実際、選対内におけるK氏の評判は極めて悪い。「選挙のプロだと自称しているが、ろくに公選法も知らない」「やたらと『アレをやれコレをやれ』と指示するが、すべて単なる思い付きで行き当たりばったり。戦略も何もあったもんじゃない」「下には威張り散らすくせに県連幹部や党本部などにはまったくの弱腰。1度指示したことでも上から言われたらすぐに撤回する」等々・・。
そもそも、なぜこのような人物が選対本部長という重要ポストについたのか。
元県議のK氏を推薦したのは県連幹部のS県議とされる。民主党県議団が候補者選定の過程で「稲富では闘えない」と“不戦敗”を主張したのは周知の事実だ。
K氏を良く知る、ある県庁関係者は「彼が選対本部長になると聞いて『ああ、民主党は勝つ気がないんだな』と思った」と打ち明ける。冒頭の関係者の発言も、あながち的外れとはいえない背景があるといえる。
実はこのK氏、福岡市長選で現市長・吉田宏氏の選対本部長を務めた人物。当時も「彼のいう通りにやったら絶対に落選する」と選対内部でささやかれていた。
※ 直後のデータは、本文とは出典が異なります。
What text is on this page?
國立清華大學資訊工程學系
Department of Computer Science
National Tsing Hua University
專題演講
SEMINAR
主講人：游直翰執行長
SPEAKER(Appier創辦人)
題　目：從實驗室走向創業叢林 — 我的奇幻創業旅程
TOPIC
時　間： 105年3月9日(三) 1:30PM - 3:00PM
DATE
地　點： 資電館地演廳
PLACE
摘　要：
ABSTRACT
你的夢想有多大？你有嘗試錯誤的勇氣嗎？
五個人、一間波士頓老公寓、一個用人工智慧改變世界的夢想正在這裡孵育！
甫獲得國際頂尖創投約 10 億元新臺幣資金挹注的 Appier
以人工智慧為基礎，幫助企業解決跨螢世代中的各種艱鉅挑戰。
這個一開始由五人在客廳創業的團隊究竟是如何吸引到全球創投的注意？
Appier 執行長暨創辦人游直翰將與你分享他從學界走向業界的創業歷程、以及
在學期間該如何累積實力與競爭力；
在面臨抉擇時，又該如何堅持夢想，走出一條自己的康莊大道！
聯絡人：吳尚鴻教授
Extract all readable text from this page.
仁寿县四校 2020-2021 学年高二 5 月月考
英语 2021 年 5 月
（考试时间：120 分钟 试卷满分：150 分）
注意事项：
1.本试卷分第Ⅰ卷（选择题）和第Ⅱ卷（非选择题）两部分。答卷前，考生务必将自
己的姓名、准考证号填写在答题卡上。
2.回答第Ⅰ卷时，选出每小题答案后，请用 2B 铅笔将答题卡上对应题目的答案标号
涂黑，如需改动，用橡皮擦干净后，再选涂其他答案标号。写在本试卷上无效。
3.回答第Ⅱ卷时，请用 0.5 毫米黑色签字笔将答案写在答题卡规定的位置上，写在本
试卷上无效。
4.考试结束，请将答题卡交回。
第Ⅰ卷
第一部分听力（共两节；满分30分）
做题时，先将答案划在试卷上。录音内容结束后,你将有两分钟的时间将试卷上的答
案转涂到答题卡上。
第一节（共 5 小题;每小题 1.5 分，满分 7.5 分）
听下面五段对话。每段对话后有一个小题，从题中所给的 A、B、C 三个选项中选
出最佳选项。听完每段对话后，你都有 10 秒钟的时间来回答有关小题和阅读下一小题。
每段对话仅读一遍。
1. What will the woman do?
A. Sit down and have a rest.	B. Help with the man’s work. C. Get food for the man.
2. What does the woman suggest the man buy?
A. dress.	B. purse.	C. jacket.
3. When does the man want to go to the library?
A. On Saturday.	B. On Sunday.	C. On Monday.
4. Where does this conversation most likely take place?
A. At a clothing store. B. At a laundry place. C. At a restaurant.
吉田陣営は当初から政党色を排した選挙戦を展開したが、最終盤になっても思うように知名度が上がらない。「このままでは負ける」。しかし、戦略変更をK氏が受け入れることはなかった。結局、K氏を無視した一部の選対関係者らが党本部に直接、小沢一郎代表ら幹部の来福を要請。政党色を全面に打ち出し最後の逆転勝利につなげたのは内部では有名な話だ(K氏は御存じないかもしれないが)。
現在、K氏は新市長誕生の立役者=キングメーカーとして、副市長人事などに関与している(本紙3月号で既報)。このような人物が裏で糸を引いているとなると、福岡市役所のみなさんには「お気の毒さま」としかいいようがない。